I know that nobody could get through the scene where Dwight reads out “Hot Dog Fingers” without bursting into laughter. If you look closely, the editors kept the accounting department’s actual laughter in the show. Actually, I can now mostly guess when an actor is about to “break,” a word that we in the Office Ladies World use for “break character and begin to laugh.”

I know that Ed Helms learned the sitar on the day of the shoot and so did Rainn Wilson with the German version of Take Me Home, Country Roads. I know that the character Isabel is named after Angela’s daughter and that Cece is named after Jenna’s niece.

Filmmaking is really just a bunch of people putting all of their hearts and lives into telling a story.

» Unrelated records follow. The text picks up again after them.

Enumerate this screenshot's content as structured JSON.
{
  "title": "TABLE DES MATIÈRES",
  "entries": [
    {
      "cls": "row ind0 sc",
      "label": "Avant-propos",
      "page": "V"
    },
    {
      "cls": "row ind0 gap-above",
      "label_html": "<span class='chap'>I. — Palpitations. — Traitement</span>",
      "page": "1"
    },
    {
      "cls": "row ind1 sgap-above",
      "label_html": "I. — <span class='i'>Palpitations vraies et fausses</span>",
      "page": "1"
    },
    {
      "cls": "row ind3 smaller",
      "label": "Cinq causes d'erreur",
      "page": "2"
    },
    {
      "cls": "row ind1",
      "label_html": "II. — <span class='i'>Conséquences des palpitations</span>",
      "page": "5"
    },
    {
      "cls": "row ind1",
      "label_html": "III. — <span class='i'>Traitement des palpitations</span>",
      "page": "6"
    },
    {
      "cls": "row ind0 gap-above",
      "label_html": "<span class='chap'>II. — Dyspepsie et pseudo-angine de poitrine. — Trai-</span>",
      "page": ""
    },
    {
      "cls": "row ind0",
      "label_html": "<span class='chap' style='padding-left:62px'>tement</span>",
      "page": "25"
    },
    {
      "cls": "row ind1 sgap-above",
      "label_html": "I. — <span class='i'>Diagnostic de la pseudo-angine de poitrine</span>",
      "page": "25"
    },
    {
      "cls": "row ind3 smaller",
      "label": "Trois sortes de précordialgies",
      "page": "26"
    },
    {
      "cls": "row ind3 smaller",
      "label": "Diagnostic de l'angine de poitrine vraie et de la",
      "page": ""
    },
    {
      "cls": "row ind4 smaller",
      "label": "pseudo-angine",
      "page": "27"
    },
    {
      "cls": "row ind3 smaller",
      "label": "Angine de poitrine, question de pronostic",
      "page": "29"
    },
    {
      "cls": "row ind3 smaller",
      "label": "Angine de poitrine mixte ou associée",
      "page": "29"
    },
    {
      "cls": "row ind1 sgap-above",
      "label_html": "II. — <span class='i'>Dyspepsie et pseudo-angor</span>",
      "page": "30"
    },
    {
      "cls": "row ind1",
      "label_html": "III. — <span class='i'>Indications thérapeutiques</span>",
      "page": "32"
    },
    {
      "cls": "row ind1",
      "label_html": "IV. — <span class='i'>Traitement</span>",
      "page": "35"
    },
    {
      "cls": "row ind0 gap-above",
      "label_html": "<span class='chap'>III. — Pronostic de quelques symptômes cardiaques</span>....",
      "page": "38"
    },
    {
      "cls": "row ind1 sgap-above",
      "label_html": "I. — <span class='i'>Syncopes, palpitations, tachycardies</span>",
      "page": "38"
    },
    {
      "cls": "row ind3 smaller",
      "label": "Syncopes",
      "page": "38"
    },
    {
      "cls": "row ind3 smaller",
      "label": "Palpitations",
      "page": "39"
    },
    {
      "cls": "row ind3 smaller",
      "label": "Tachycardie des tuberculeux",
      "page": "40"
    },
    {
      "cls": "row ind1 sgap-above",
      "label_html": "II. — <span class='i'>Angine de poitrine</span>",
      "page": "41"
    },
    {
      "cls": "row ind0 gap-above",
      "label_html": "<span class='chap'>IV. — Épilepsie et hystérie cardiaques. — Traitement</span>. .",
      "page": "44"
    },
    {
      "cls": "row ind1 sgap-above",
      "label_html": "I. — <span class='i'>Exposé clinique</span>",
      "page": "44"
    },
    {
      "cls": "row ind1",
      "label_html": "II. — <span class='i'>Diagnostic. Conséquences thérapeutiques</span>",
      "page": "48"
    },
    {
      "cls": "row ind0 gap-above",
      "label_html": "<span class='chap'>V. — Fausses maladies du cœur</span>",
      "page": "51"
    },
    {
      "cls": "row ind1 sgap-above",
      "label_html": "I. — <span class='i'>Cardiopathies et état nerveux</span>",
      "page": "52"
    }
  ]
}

It takes two very special nerds to capture that kind of magic.

Jenna and Angela jokingly play around with this idea of creating a detective show about two moms who solve little mysteries in their locality. Who stole the garden hose? Is the old house down the street haunted? Who filled the hummingbird feeder with grass? The Mom Detectives may not end up solving the crimes they set out to solve, but they will land up with loads of fun facts about gardening and ghosts because they are two ladies who love to Google.

My favourite episodes are where they go on random tangents about possible plotlines for this show. Every tangent, really, is incredible. Did you know that in the American South they “chunk” something rather than “chuck”-ing it?

As I said, there is hardly anything I can say about this podcast if you haven’t experienced it yourself. Hardly anything that makes cohesive sense anyway.

All I can say is that the friends that help you carry your heavy backpack are rare to come by. And sometimes, they come by as two ladies, sitting at a podcast table, nerding-out about filmmaking just as much as you do and telling you all about the best years of their lives — their friendships, their heartbreaks, their achievements, their near-death experiences.

Thanks, ladies. Thanks. You help me carry my backpack a lot.